The central building of Athens University under occupation during the national strike of 8 March 2023, as a consequence of the Tempi rail crash.
The central building of Athens University under occupation during the national strike of 8 March 2023, as a consequence of the Tempi rail crash.

Tempi Train Crash

disasterstransportationGreeceThessaly21st centurymemorial sites
4 min read

Most of the dead were going home from Carnival. The Intercity 62 left Athens on the evening of 28 February 2023, carrying around 350 passengers up the spine of Greece toward Thessaloniki - students returning to university, workers to families, young people whose break had ended. Just before midnight, where the line cuts through the Tempi gorge in the Vale of Tempe, the passenger train collided head-on with a southbound freight train at a closing speed of around 250 kilometres per hour. A station master in Larissa, working alone on a network whose automated signalling had not functioned for years, had directed the Intercity onto the wrong track. Fifty-seven people died. The first six carriages caught fire so intensely that some bodies could only be identified through DNA, and one young woman, Erietta Molchova, left no remains at all.

Who They Were

The Greek public learned the victims' names slowly, over weeks. Most were between 18 and 30. There were 20-year-old twins from Larissa traveling with their cousin. There was the ticket inspector, whose family later won an 800,000-euro civil judgement against the rail operators for the failure of the signalling system that killed him. There were students from Cyprus and Albania, a 33-year-old from Bangladesh, a Romanian, a Syrian whose brother in the Netherlands was the one who came forward to identify him. The youngest victim was 16. Some survivors are still in hospital years later. One man, Gerasimos, has been in a coma since the night of the crash; in 2024 his family flew him back from American treatment to Greece because they could not afford to keep him abroad. The Association of Families of Victims of the Tempi Disaster, led by Maria Karystianou - whose 20-year-old daughter died in the fire - has become one of the most disciplined civic forces in modern Greek life.

The Fireball Question

What killed many of the passengers was not the collision but what came after. A massive fireball erupted seconds after impact and burned at temperatures hot enough to melt the cafeteria car. The Hellenic Railways Organisation initially attributed it to silicone oils in the locomotive. Independent technical experts working for the families - and later the Greek aviation and rail safety authority's own February 2025 report - concluded the fire was almost certainly fed by an undeclared cargo of flammable solvents on the freight train, possibly xylene or toluene of the kind used to adulterate gasoline. Audio recordings from passengers' final 112 emergency calls, in which one survivor can be heard saying "I have no oxygen," became evidence and slogan together. "I have no oxygen" is now painted on walls across Greece. The freight train's manifest has never been satisfactorily reconciled with what burned at the scene.

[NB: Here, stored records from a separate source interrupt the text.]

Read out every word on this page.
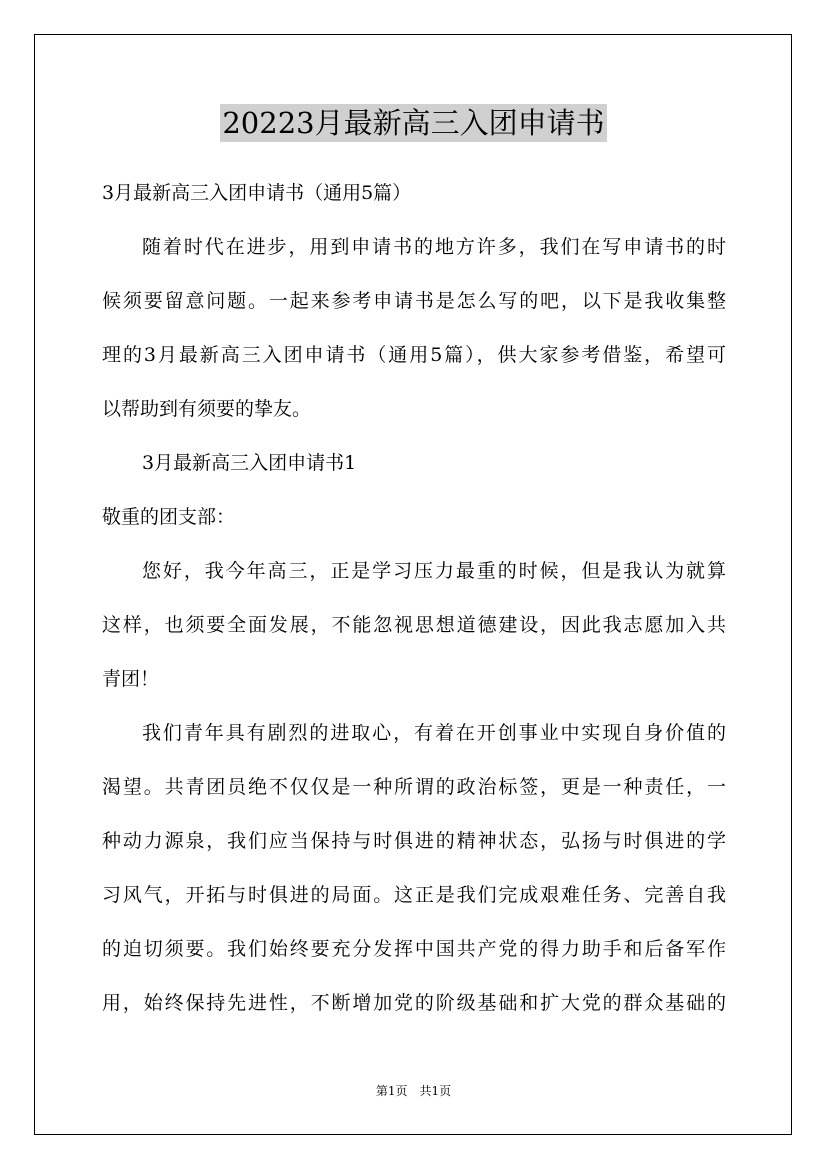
20223月最新高三入团申请书
3月最新高三入团申请书（通用5篇）
随着时代在进步，用到申请书的地方许多，我们在写申请书的时
候须要留意问题。一起来参考申请书是怎么写的吧，以下是我收集整
理的3月最新高三入团申请书（通用5篇），供大家参考借鉴，希望可
以帮助到有须要的挚友。
3月最新高三入团申请书1
敬重的团支部：
您好，我今年高三，正是学习压力最重的时候，但是我认为就算
这样，也须要全面发展，不能忽视思想道德建设，因此我志愿加入共
青团！
我们青年具有剧烈的进取心，有着在开创事业中实现自身价值的
渴望。共青团员绝不仅仅是一种所谓的政治标签，更是一种责任，一
种动力源泉，我们应当保持与时俱进的精神状态，弘扬与时俱进的学
习风气，开拓与时俱进的局面。这正是我们完成艰难任务、完善自我
的迫切须要。我们始终要充分发挥中国共产党的得力助手和后备军作
用，始终保持先进性，不断增加党的阶级基础和扩大党的群众基础的
第1页　共1页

The Crime Scene That Was Paved Over

Within days of the collision, before the search for human remains was complete, work crews moved in. Rails were repaired, debris cleared, and roughly two hectares of the site were covered with quarry gravel and a thin layer of tar. The official explanation was that the local district wanted to build a memorial chapel and access had to be restored. The decision to end the search appears in no written order from the responsible Larissa investigator. On 31 May 2023 a private investigator found a forgotten human fragment in the wreckage of the restaurant car; it matched one of the 56 victims (the toll later rose to 57). The families' technical expert concluded the soil had been compromised so thoroughly that no further forensic recovery would be possible. In Greek the word for what happened to the site is bazoma - a burial-over - and it has become shorthand for what families argue was a state-organised obstruction of evidence.

Streets That Will Not Forget

On the second anniversary, 28 February 2025, more than a million people marched in Athens alone. Demonstrations took place in 262 cities and villages across Greece and abroad - in Greek life this is generally considered the largest civil protest of the post-1974 democratic era. Church bells in every diocese tolled 57 times. Maria Karystianou, addressing the crowd at Syntagma Square, called the politicians she holds responsible "the murderers of our children." A criminal trial of 36 defendants - station masters, rail company managers, transport ministry officials - opened in a specially built courtroom in Larissa on 23 March 2026. Thirty-three of them face felony charges that can carry life imprisonment. With over 350 witnesses to be heard, the trial is expected to run for years. Days into proceedings, hearings were paused after complaints about cramped conditions and have since been restarted under a different judge. Whatever the verdict, the parents who write the names of 57 young people in red paint at the Tomb of the Unknown Soldier each February will be back next year, and the year after that.

From the Air

The Tempi gorge sits at 39.85°N, 22.52°E in northern Thessaly, where the Pineios River cuts a narrow valley between Mount Olympus to the north and the Ossa massif to the south. The crash site lies on the Athens-Thessaloniki main line just south of the gorge mouth. From the air, Olympus dominates the view at 2,917 m. Nearest airport is Larissa National (LGLR) about 25 km south; Volos (LGBL) and Thessaloniki (LGTS) are within 100 km. Recommended altitude: 6,000-10,000 ft to take in the gorge and the Olympus massif together.